Möbius transformation with infinity in both the $w$-plane and $z$-plane.
The formula $$ \frac{(f(z)-w_1)(w_2-w_3)}{(f(z)-w_3)(w_2-w_1)}=\frac{(z-z_1)(z_2-z_3)}{(z-z_3)(z_2-z_1)} $$ can only be applied if all $z_j$ and $w_j$ are complex numbers, i.e. not $\infty$. The general formula is $$ (f(z), w_1, w_2, w_3) = (z, z_1, z_2, z_3) $$ where $(z, z_1, z_2, z_3)$ is the cross-ratio of the numbers $z, z_1, z_2, z_3$, that is the value of $z$ under the Möbius transformation which maps $z_1, z_2, z_3$ to $0, 1, \infty$, respectively.

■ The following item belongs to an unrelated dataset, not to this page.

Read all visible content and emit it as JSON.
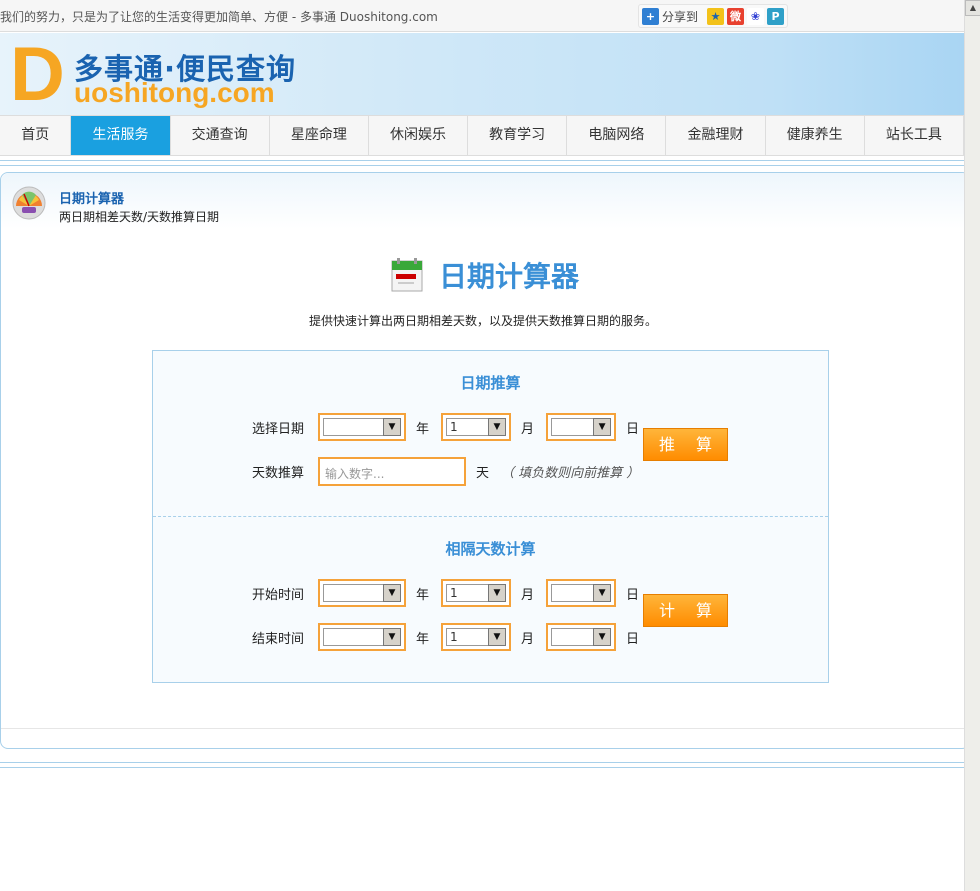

If $z, z_1, z_2, z_3$ are all (distinct) complex numbers then their cross-ratio is $$ (z, z_1, z_2, z_3) = \frac{(z-z_1)(z_2-z_3)}{(z-z_3)(z_2-z_1)} \, . $$ If one of the $z_j$ is equal to $\infty$ then the corresponding formula can be obtained by a limiting process. As an example, for $z_1 \to \infty$ we get $$ (z, \infty, z_2, z_3) = \frac{z_2-z_3}{z-z_3} \, . $$ Similarly, $$ (z, z_1, \infty, z_3) = \frac{z-z_1}{z-z_3} $$ and $$ (z, z_1, z_2, \infty) = \frac{z-z_1}{z_2-z_1} \, . $$
In your case we need the solution for $$ (f(z), \infty, 0, i) = (z, 0, \infty, 5) \, . $$ Using the above formulae this translates to $$ \frac{0-i}{f(z)-i} = \frac{z-0}{z-5} \iff \boxed{f(z) = \frac{5i}{z}} \, . $$
Of course one could have obtained that result with an educated guess. A Möbius transformation exchanges the points $0$ and $\infty$ if it is of the form $T(z) = a/z$ for some non-zero constant $a$, and the condition $f(5)=i$ gives $a=5i$.